Kampmann sticks resolutely to observation and depiction, and never slips into analysis, polemics or moralising. Distanced but never without empathy, her perspective is characterised by a cool melancholy, and in its manner of dwelling on apocalyptic events it evinces a special kind of beauty, an aesthetic at once austere and calm that makes the terror accessible to us without at the same time diminishing its impact. It could serve as a kind of political poetry well suited to our age: it does not agitate, it simply bids us see, and its restrained, almost parenthetic air of disapprobation brings the extent of the devastation home to us more powerfully than strident recriminations could do in our current circumstances.
These poems seem predestined for translation into other langugaes, as they dispense with rhyme, metre and other formal poetic effects, and rely instead on the expressive force of the imagery and the associative potential of the words. They thus amount to a kind of prose poetry with their sometimes fractured syntax and their organic rather than formalistic line breaks, together with a total avoidance of capitalisation and near-total avoidance of punctuation. Both their matter and their mood will surely lend themselves to translation into any language whatever without suffering the slightest diminution of their impact.
Translated by John Reddick

By Kristina Maidt-Zinke
Kristina Maidt-Zinke is a book and music critic at the Süddeutsche Zeitung and also writes reviews for Die Zeit.
Publisher's Summary
Newspaper boys, a girl on a playground, youths with their naive dreams and blue eyeliner – ultimately everyone who drifts or sways through life – all wonder about the bigger picture.

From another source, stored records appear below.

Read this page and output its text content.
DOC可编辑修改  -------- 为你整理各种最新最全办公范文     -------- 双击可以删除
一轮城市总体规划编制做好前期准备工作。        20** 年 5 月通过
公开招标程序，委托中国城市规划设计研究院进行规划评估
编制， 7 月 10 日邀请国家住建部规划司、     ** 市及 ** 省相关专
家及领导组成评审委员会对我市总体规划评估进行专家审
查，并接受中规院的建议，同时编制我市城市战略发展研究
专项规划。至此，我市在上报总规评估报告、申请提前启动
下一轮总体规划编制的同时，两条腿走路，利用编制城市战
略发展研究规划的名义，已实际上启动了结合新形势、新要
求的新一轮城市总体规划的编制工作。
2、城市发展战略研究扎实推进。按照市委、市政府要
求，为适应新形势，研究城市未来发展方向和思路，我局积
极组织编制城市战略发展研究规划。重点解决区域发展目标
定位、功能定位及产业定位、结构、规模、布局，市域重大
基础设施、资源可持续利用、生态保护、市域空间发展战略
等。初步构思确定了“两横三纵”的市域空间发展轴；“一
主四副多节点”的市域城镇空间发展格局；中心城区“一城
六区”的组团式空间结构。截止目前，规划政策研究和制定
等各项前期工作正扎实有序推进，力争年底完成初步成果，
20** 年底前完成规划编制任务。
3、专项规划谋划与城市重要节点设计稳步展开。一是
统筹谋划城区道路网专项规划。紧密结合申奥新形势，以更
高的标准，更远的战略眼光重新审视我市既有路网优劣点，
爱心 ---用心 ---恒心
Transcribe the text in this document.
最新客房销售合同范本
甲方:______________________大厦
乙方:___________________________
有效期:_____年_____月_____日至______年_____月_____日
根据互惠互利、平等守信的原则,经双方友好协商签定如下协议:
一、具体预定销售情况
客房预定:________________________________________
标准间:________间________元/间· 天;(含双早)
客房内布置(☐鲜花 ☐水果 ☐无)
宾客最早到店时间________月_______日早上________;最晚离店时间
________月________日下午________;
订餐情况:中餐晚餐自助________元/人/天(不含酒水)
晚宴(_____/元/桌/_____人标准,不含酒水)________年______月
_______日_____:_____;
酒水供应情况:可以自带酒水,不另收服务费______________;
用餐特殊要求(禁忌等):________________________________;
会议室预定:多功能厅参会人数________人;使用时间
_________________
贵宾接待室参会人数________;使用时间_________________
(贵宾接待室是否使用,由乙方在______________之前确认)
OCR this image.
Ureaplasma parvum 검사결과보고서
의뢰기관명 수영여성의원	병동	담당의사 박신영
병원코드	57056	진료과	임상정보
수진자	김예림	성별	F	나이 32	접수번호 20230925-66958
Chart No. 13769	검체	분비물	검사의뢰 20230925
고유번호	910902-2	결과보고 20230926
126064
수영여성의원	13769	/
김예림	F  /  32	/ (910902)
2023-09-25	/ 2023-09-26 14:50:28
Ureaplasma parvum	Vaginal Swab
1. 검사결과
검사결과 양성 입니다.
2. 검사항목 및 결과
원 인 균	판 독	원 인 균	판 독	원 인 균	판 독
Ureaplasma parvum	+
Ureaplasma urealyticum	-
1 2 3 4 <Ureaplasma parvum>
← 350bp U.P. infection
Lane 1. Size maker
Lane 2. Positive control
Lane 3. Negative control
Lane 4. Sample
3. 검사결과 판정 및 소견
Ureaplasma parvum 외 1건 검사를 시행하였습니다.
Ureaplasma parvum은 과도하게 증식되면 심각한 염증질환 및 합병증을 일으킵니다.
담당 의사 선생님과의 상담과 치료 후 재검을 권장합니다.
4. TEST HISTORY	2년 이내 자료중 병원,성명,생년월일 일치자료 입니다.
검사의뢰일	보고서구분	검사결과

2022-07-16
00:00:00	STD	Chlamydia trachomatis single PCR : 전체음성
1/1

Anja Kampmann shot to fame with two books: her first novel Wie hoch die Wasser stiegen (High as the Waters Rise), and her poetry collection, Proben von Stein und Licht. “Rarely do poets’ first collections come across as finished and laconic as this one, with a sure feeling that beauty often gets in the way of truth”, wrote Paul Jandl in the magazine Literarische Welt.
Anja Kampmann’s new poems are more conscious of form than her previous ones yet also more playful and open; they conjure up marshland, make figures appear and their recurring motifs link the collection together to form a panorama of our times. They confirm Anja Kampmann’s reputation as an independent, unusual voice of her generation.